This section discusses the benefits of combining input minimization with error injection prioritization. Figure 6 shows the speedup in resiliency analysis, relative to Ref, from (1) using Min (discussed in Section 5.1.2), (2) using Min with error injection prioritization (referred to as  $Min_{EIP}$ ), and (3) using Ref with error injection prioritization (Ref<sub>EIP</sub>). As previously discussed in Section 5.1.2, using only Minotaur's input minimization optimization for resiliency analysis provides a 4.1X average speedup (up to 15.5X) compared to Ref (first bar for each application in Figure 6). Combining Minotaur's input minimization optimization with error injection prioritization results in an average speedup of 10.3X (up to 38.9X for FFT), relative to Ref. In contrast, Ref<sub>EIP</sub> observes only a 3.8X average speedup (up to 8.14X for LU) relative to Ref (third bar for each application in Figure 6 and also discussed in Section 5.2).
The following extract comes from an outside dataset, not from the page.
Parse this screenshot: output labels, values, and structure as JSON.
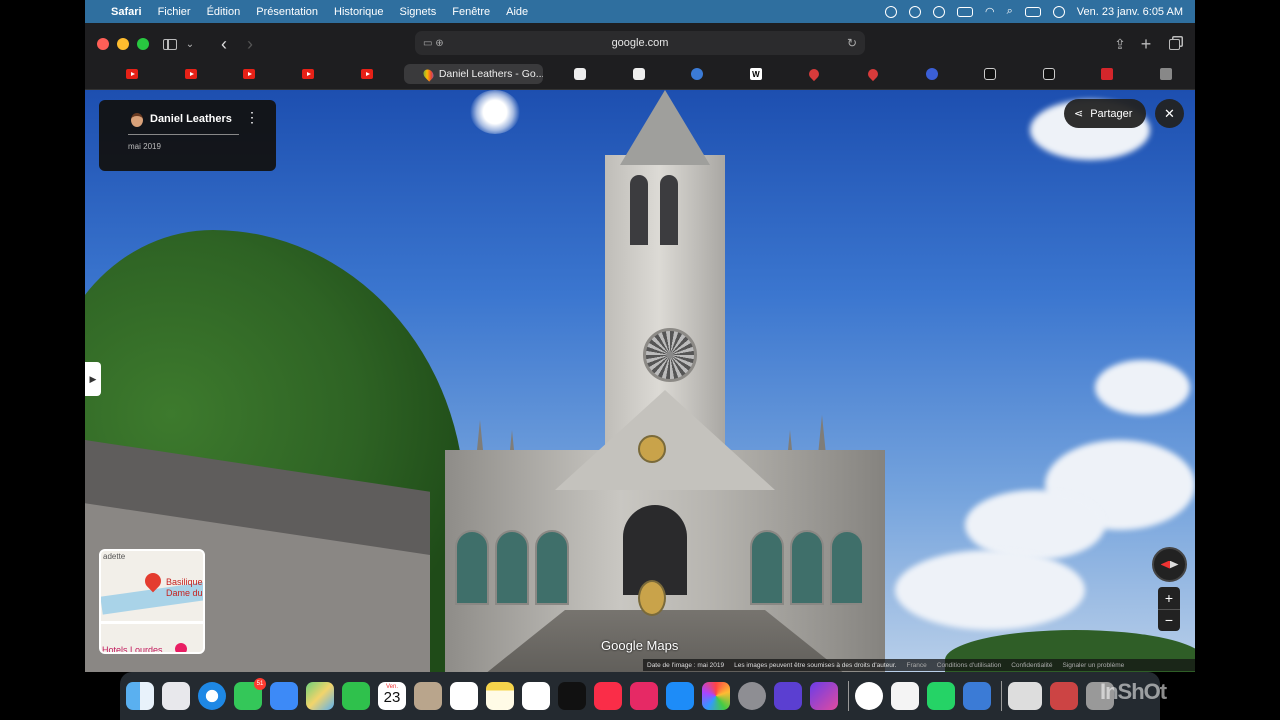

Recall that the accuracy of  $Min_{EIP}$  is the same as that of Min (Section 5.1.3). Thus, in addition to  $Min_{EIP}$  significantly outperforming Ref and  $Ref_{EIP}$  on average,  $Min_{EIP}$  has the added benefit of finding many SDC-PCs that were not found by Ref (and  $Ref_{EIP}$ ) – Min finds 96% of the total SDC-PCs while Ref finds 64%.

### 5.4 Input Prioritization

For safety-critical systems which may require even higher accuracy, Minotaur provides the additional optimization of *in-put prioritization*. This optimization can speed up the analysis of multiple inputs in an attempt to further improve SDC-PC identification without taking the performance hit of running resiliency analysis for each individual input in its entirety. Figure 12 shows the runtime of analyzing both  $Min_{EIP}$  and  $Ref_{EIP}$ , without and with input prioritization, normalized to the runtime of  $Min_{EIP}$  (Section 5.3).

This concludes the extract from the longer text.